Cutting-Edge Advances in Image Information Processing

Image information processing relates to a set of techniques with a diverse range of applications that have been developed over the last 30 years. They deal with the analysis, manipulation, and understanding of images and have many applications in a growing number of domains, such as medical imaging, industrial applications, security and surveillance solutions, social media and e-commerce applications, etc.

The field of image information processing has grown significantly in recent decades due to several factors, such as the availability of large volumes of data, the increase in computational power, the increasing adoption of cloud-based services and platforms, and the recent advances in artificial intelligence, machine learning, and deep learning technologies. These factors have enabled the establishment of more powerful and efficient image processing algorithms and models. The image information processing market is expected to grow substantially in the next few years.

This Special Issue showcases the latest advances in image information processing techniques and their contributions to a wide range of fields. It allows interested readers to foresee the future trends and challenges of the field and practice. This Special Issue features five articles that address object detection and tracking, feature extraction and classification, semantic segmentation, stereo matching, and image reconstruction in the fields of medical imaging, 3D image reconstruction, space surveillance, etc.

Cone Beam Computed Tomography (CBCT) is a technique that uses X-rays to create three-dimensional images of the prostate and surrounding tissues. CBCT Radiomics is a field of study that uses CBCT images to extract quantitative features that describe the characteristics of prostate cancer. These features can be used to classify, predict, and evaluate the prognosis and treatment response of prostate cancer patients [1]. Mendes et al. [1] showed that CBCT Radiomics features could distinguish between favorable and unfavorable prognosis groups with an area under the receiver operating characteristic curve (AUROC) of 0.791. CBCT Radiomics for prostate cancer is an emerging and promising field in medical imaging.

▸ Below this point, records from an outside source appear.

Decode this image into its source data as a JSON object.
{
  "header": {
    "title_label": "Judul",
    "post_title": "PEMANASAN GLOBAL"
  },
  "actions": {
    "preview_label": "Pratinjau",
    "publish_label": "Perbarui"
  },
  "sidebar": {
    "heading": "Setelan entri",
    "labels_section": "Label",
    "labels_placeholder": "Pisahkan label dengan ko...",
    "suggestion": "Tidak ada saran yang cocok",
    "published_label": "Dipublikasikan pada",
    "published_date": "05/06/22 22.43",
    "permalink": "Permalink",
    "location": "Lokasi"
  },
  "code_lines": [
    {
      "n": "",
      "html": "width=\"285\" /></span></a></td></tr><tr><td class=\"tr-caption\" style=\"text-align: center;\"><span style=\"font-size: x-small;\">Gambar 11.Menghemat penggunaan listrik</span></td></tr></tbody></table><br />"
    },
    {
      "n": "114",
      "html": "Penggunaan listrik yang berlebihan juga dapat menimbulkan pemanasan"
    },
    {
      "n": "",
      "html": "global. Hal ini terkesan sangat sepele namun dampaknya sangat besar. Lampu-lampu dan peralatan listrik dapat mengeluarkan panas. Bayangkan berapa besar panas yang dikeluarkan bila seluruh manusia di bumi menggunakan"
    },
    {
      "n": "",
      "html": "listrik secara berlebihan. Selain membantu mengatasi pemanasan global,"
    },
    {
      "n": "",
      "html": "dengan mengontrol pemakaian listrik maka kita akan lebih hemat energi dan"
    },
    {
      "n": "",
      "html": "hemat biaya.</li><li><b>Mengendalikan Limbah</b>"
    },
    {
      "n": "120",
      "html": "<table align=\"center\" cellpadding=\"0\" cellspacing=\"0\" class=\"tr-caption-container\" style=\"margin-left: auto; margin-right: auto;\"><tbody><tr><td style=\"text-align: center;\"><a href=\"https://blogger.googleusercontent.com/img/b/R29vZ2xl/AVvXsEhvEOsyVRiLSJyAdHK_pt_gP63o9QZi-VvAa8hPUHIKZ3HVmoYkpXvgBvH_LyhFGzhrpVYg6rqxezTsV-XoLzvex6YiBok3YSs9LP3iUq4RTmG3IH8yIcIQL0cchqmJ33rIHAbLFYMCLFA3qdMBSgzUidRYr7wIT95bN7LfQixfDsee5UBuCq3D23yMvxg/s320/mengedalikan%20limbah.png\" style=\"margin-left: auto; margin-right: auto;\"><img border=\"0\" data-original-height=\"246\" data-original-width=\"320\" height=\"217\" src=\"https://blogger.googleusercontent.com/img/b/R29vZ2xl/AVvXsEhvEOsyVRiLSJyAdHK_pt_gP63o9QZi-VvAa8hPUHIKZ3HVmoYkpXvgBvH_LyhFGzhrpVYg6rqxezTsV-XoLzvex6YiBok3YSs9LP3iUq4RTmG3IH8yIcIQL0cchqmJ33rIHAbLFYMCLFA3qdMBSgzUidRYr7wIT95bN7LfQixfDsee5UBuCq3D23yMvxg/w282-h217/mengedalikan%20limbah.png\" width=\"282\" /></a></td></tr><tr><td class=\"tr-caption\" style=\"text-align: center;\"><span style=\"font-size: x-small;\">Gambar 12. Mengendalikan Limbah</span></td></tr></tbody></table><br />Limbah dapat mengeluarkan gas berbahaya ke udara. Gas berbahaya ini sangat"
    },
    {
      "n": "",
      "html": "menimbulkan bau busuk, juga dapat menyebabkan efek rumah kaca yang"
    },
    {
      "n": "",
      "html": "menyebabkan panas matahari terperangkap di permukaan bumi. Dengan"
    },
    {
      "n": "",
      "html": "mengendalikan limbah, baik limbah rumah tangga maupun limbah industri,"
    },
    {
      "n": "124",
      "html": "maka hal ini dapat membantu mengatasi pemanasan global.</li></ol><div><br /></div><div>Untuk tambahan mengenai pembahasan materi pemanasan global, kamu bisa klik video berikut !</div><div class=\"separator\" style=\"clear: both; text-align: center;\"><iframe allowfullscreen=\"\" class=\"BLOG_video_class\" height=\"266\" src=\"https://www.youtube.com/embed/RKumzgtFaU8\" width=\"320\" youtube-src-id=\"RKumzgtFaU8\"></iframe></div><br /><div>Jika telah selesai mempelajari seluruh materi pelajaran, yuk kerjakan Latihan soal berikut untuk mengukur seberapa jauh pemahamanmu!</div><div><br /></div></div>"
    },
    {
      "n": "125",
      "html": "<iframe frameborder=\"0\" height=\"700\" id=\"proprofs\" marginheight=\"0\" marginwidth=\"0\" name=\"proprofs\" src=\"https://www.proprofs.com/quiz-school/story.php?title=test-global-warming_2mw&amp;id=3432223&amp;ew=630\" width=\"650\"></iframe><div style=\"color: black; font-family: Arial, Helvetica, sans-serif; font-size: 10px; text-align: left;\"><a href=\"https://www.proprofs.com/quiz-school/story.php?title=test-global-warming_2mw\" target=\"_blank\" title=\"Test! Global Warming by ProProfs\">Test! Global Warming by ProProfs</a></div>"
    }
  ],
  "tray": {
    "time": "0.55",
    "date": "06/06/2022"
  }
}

Zhu et al. [2] proposed a novel algorithm for stereo matching that can achieve similar or better performance than existing state-of-the-art methods while being faster and simpler. Stereo matching is a technique used to estimate the depth of a scene from two images taken from different viewpoints by finding corresponding pixels in the two images. This is commonly carried out by constructing a cost volume that is aggregated, which is a crucial step that smooths the cost values to reduce noise and preserve edges. The proposed algorithm is a simplified and efficient aggregation that does not depend on the texture or content of the images.

The rapid increase in space debris poses a risk to space activities, so it is vital to develop countermeasures in terms of space surveillance to prevent possible threats. Filho et al. [3] aimed to contribute to space surveillance by providing a novel and low-cost solution for detecting and tracking space debris. This work was part of the “Payload Camera Breadboard for Space Surveillance” research project that aimed to develop a low-cost camera device that could detect and track space debris from orbit. This work focused on defining the details of the camera device, such as the camera’s optical design, image sensor characterization, and detectability performance.

Semantic segmentation is a technique that assigns a semantic category (e.g., person, tree, car, etc.) to each point in a point cloud, which is a 3D representation of the surface and structure of an object. Point clouds have many applications in fields such as autonomous driving and robot vision. Zhang et al. [4] propose a novel semi-supervised algorithm for the semantic segmentation of point clouds that can learn from both labeled and unlabeled data. The key feature of this algorithm is that it uses 3D shape information (e.g., size, orientation, curvature, topology, etc.) to segment the point clouds. The algorithm outperforms other state-of-the-art methods in terms of semantic segmentation quality by using 3D shapes as a key feature.

Computational ghost imaging is a technique that involves creating an image of an object by shining a series of random binary patterns on it and using a single-pixel detector. A new method for computational ghost imaging that uses sequenced random speckle patterns as the light source is proposed in [5]. Speckle patterns are patterns of bright and dark spots produced by laser light scattering from a rough surface. The authors of this study claim that using sequenced speckle patterns can improve image quality and more efficiently reduce computational time compared to conventional methods by exploiting the shape information of the object.

Image information processing has many applications in various fields and is expected to have a bright future with many challenges and opportunities. Some of the challenges and future directions of image information processing research are presented in the works featured in this Special Issue.